Frequency and Timing

From my perspective, a daily personal activity report is perfect.

Most people (like me) have problems remembering what they did yesterday, let alone what they did several days ago. The memories are still fresh when users get their activity report for that day in the late afternoon. Since employees start and end their work at different times, the right timing could be challenging. In an optimal scenario, a user would get his report 30 minutes before he usually logs off the last time.

I also though about a desktop integrated notification service that wouldn’t report activity in a summary at the end of the day but immediately in form of a desktop notification. This would obviously require some kind of agent that polls a notification server, but the resulting solution could be worth the effort.

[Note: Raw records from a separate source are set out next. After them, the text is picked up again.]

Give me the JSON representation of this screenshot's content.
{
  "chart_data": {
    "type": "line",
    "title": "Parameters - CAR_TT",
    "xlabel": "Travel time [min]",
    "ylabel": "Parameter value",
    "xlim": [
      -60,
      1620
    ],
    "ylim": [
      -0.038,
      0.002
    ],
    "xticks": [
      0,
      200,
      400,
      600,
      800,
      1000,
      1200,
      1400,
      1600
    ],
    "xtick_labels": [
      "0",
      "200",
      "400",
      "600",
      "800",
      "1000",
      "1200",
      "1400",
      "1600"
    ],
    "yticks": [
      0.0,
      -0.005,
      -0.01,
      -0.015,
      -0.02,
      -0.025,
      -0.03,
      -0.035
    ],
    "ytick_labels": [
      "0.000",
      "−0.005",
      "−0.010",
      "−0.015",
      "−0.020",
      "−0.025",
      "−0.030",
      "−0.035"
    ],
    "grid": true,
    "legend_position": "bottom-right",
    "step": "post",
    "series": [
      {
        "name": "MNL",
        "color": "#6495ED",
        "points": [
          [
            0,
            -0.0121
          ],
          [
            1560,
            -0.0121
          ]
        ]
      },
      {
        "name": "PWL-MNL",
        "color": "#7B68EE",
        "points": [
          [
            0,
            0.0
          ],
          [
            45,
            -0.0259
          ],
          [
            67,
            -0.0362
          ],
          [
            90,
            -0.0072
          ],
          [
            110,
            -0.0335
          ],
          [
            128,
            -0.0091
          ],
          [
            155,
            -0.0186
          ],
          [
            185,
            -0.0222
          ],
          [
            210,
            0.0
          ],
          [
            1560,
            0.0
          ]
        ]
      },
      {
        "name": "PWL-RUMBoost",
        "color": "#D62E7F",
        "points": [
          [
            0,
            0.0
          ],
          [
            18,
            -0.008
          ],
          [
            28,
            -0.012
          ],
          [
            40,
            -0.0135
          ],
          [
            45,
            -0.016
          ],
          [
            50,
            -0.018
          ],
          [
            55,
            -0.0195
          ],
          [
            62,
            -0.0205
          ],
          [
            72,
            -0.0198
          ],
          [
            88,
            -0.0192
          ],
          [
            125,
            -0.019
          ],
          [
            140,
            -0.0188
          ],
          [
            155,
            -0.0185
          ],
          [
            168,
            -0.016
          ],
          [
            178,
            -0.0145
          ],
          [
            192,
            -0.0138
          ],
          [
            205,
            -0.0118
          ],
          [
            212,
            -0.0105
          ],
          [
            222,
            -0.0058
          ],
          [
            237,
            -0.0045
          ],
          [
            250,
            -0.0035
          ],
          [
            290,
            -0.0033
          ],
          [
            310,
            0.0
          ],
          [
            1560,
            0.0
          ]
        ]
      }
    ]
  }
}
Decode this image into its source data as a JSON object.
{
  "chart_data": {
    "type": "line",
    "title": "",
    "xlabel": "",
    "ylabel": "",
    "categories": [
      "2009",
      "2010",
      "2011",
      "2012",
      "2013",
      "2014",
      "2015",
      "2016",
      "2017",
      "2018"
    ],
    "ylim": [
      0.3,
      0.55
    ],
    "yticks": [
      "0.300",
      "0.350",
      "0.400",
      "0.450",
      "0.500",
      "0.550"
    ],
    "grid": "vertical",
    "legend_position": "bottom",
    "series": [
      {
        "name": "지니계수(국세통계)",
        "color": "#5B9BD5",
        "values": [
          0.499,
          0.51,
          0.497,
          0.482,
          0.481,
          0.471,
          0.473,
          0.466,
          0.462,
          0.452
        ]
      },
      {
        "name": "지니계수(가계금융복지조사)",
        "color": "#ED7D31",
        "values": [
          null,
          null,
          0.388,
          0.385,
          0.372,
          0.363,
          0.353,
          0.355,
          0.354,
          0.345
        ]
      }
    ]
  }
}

Activity Review as Real-Time Desktop Notification

The user you would get an immediate heads up. The notification could include a way to react to that activity and trigger the attention of analysts in the security monitoring team as “user f.roth claims not to be responsible for logon from … to ….” and activate a certain response playbook.

Mandatory Activity Review

I am no fan of what we Germans call “Gängelung”, the constant tendency to push the user to an expected behavior while treating him like a child. Users typically react negatively to mandatory tasks that cannot be controlled in detail. Pushing a user to click a certain link or button to confirm the review of his or her activity could lead to the very opposite behavior, frustration and defiance.

Remember, even if only some your users decide to constantly review their activity, you’re chances to detect unauthorized activity within large amounts of events of alleged legitimate activity are much higher than with no user reviews at all.

It’s your turn

This time I cannot provide you with a tool that works for everyone, because every environment and setup is different. Nevertheless, I hope that I’ve been able to inspire you and guide you to your own solution.